There’s no question he has played a significant role in the Panthers becoming a super club. Most importantly, he had the connections 10 years ago to get funding from tycoon James Packer when the club’s finances were in a critically bad shape. He also invested in and developed what was already the biggest and strongest junior league nursery in the country.
Now that’s the positive side of the story. Read on.
A deeper dive reveals how significantly the Panthers have kicked on, coinciding with Gould’s departure in April 2019.
For starters, he didn’t even want Ivan Cleary at the club as head coach. He was looking elsewhere for a replacement for Anthony Griffin.
The board, headed by chairman Dave O’Neill, proceeded to do the Cleary deal without his knowledge. Cleary, who had been sacked by Gould three years earlier, won the Dally M coach of the year award last year.

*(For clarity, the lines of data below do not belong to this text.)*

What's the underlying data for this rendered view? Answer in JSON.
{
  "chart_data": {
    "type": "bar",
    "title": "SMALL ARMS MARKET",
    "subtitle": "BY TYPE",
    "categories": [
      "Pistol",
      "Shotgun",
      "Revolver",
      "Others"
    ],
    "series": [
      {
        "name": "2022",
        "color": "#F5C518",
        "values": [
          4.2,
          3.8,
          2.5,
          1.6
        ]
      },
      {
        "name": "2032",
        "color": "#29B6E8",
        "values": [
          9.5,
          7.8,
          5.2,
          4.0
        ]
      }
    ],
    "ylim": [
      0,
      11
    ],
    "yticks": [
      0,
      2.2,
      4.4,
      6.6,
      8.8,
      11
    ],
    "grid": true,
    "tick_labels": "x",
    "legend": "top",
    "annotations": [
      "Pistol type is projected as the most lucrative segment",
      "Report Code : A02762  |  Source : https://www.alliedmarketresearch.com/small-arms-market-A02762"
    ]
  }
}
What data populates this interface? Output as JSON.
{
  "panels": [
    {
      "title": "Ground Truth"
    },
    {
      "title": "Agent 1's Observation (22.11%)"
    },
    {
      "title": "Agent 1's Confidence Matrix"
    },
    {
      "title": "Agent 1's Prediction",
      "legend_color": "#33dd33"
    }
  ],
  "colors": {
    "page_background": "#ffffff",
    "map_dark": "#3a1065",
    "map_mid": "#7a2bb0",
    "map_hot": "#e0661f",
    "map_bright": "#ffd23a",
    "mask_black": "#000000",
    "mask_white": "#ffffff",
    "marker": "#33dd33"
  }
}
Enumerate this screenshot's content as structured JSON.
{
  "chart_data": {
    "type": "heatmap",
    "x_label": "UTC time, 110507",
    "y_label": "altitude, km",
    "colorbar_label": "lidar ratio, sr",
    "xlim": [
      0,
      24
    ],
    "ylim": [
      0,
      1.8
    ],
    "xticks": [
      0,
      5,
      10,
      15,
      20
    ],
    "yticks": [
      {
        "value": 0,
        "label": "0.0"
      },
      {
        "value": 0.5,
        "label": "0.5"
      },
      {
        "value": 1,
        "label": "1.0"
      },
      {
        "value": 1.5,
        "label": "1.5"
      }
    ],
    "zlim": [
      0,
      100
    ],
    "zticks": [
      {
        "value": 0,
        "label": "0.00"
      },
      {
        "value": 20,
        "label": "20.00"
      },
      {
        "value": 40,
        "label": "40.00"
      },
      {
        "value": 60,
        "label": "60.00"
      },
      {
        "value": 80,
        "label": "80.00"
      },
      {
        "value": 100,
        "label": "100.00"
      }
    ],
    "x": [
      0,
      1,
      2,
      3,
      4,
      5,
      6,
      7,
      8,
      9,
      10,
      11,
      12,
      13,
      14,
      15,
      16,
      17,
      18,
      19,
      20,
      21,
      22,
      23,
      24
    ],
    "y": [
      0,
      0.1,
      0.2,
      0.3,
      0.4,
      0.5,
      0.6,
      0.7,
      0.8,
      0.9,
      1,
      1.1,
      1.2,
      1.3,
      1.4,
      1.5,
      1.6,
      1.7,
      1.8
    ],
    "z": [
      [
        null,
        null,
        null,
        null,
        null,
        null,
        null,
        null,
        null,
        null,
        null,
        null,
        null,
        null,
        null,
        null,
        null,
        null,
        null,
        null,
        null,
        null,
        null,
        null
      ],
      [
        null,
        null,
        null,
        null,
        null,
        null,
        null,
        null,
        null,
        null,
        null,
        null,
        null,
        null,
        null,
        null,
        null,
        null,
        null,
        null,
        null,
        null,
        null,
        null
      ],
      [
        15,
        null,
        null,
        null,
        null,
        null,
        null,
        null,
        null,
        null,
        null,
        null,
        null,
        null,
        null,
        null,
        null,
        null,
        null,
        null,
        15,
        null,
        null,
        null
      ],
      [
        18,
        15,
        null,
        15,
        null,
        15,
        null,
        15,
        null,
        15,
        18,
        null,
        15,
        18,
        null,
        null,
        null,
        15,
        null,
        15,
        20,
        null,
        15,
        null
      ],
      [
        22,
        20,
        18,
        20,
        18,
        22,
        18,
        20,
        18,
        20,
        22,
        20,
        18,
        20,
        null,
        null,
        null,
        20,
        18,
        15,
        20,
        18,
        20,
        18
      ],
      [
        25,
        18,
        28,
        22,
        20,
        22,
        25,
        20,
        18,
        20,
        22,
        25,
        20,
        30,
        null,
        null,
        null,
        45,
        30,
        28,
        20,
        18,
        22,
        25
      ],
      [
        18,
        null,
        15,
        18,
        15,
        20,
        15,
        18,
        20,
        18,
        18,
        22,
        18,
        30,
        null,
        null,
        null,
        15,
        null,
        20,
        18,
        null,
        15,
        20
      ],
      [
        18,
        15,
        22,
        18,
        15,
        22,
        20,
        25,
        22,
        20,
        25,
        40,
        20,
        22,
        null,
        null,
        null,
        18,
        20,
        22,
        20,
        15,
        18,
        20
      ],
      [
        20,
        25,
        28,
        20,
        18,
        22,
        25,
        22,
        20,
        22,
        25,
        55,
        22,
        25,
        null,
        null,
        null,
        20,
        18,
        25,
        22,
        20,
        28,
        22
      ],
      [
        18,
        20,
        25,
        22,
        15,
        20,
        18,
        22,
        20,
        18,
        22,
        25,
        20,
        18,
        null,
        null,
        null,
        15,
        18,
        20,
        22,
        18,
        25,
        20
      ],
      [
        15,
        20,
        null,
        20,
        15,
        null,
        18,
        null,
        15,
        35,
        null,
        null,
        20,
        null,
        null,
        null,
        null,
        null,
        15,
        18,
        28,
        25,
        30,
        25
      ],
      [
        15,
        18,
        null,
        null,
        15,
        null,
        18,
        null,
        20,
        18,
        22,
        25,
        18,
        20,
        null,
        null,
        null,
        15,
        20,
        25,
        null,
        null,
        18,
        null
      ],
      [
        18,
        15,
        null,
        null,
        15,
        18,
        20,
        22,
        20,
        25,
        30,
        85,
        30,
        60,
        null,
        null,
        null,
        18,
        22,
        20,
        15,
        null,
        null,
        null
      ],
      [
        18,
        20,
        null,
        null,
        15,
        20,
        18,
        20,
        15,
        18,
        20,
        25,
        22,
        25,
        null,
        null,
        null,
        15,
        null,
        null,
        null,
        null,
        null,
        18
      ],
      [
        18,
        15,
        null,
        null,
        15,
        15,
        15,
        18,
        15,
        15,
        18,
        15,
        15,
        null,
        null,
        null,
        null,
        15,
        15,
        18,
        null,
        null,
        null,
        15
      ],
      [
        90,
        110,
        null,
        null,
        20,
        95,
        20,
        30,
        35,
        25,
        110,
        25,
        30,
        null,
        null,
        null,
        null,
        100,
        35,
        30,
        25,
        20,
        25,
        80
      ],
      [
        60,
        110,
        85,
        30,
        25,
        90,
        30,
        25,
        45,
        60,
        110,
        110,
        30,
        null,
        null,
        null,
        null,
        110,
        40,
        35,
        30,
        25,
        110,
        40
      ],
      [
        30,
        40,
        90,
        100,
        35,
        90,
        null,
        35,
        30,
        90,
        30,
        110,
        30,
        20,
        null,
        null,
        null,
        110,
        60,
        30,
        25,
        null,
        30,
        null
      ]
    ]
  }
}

It was then an issue of fixing Gould’s salary cap. Players the guru had signed on multimillion-dollar long-term deals – Reagan Campbell-Gillard and Waqa Blake, among others – had to be released.
The Panthers are still paying for part of their salaries at the Parramatta Eels – about $700,000 a season.
It was the only way that Cleary could pull together this current roster.
And finally, ask anyone at Penrith about the atmosphere since Gould left.
No one is walking on egg shells. The players seem a much happier bunch.
It shows everyone has a use-by date, even the great man.